Döneminin en büyük bilim insanları arasında yer alan Klaudyos Batlamyus, yaklaşık 100-170 yılları arasında yaşadı. Astronomiden coğrafyaya optikten matematiğe kadar birçok farklı alanda araştırmalar yaptı. Büyük Bileşim (Almagest) ve Coğrafya gibi çok önemli yapıtlar yazdı. Aynı zamanda ilk dünya haritasını çizdi.
Yaptığı önemli çalışmaların yanında Batlamyus’un hayatı hakkında tarihi kitaplarda herhangi bir bilgi bulunmamaktadır. Bazı kaynaklarda Mısır, bazılarında ise Yunan asıllı olduğu iddia edilir. Yaşamına dair elde edilen bilgiler şüpheli olsa da onun tarihe yön veren çalışmalar yaptığı bilinen bir gerçekliktir. Onun Büyük Bileşim (Almagest) ve Coğrafya adındaki iki yapıtı tarihe ışık tutmuştur.

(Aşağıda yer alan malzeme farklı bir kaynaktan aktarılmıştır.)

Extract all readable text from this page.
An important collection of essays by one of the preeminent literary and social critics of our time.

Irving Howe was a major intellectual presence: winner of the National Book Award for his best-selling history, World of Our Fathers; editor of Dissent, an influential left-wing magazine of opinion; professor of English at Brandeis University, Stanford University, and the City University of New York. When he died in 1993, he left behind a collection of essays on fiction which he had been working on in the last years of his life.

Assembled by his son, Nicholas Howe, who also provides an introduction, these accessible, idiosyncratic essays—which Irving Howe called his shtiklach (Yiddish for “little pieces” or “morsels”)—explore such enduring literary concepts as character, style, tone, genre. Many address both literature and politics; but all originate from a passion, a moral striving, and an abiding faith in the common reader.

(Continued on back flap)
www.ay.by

Büyük Bileşim, Yunan ve Babil uygarlıklarının dağınık haldeki gökbilim bilgilerinin derlemesidir. Batlamyus’un derlemesinin büyük bir bölümünü aslında kendisinden 300 yıl önce yaşayan Hiparkus’a dayanır. Batlamyus ayrıca bu yapıtta Dünya merkezli bir Güneş sistemi modeli de önermiştir. Bu model, Kopernik’in güneş merkezli modeline kadar geçerli model olarak kabul edilmiştir. Bunların yanı sıra kitapta düzlem ve küresel trigonometri hakkında incelemeler bulunmaktadır.
Batlamyus coğrafya araştırmalarına öncülük etmiş ve “Coğrafya” isimli yapıtıyla matematiksel caoğrafya alanını kurmuştur. Bu yapıtı diğerlerinden özel kılan ise coğrafyayı bir bilim olarak ele alması ve matematiksel coğrafya kavramına ilk kez yer vermesidir. Batlamyus, bu yapıtta dünyanın en önemli merkezlerini harita üzerinde göstermiştir. Hatta bunların enlem ve boylamlarını da belirtmiştir. Diğer bir nokta ise coğrafya ve topoğrafya olarak konuyu iki parçaya bölmesidir. Batlamyus’tan 300 yıl önce yaşamış olan Hipparkhos, ciddi bir haritanın yapılabilmesi için yeryüzündeki önemli noktaların enlem ve boylamlarının kesinlikle bilinmesi gerektiğine dikkat çekmişti. Batlamyus bunu başardı ve ilk dünya haritasını çizdi.
Batlamyus’un coğrafya haritası yeterince geniş değildi. Doğal ürünler, iklim ve fiziki coğrafya konularına hiç değinmemişti. Aynı zamanda başlangıç meridyenini de sağlam bir şekilde belirleyememişti. Bu nedenle verdiği koordinatlar hatalıydı. Son olarak kıtaların büyüklüğü ve yerlerinde de yanlışlıklar vardı. Ancak Kristof Kolom bu hatalı haritayı baz alarak batıya doğru ilerledi ve Kuzey Amerika’ya ulaşmayı başardı.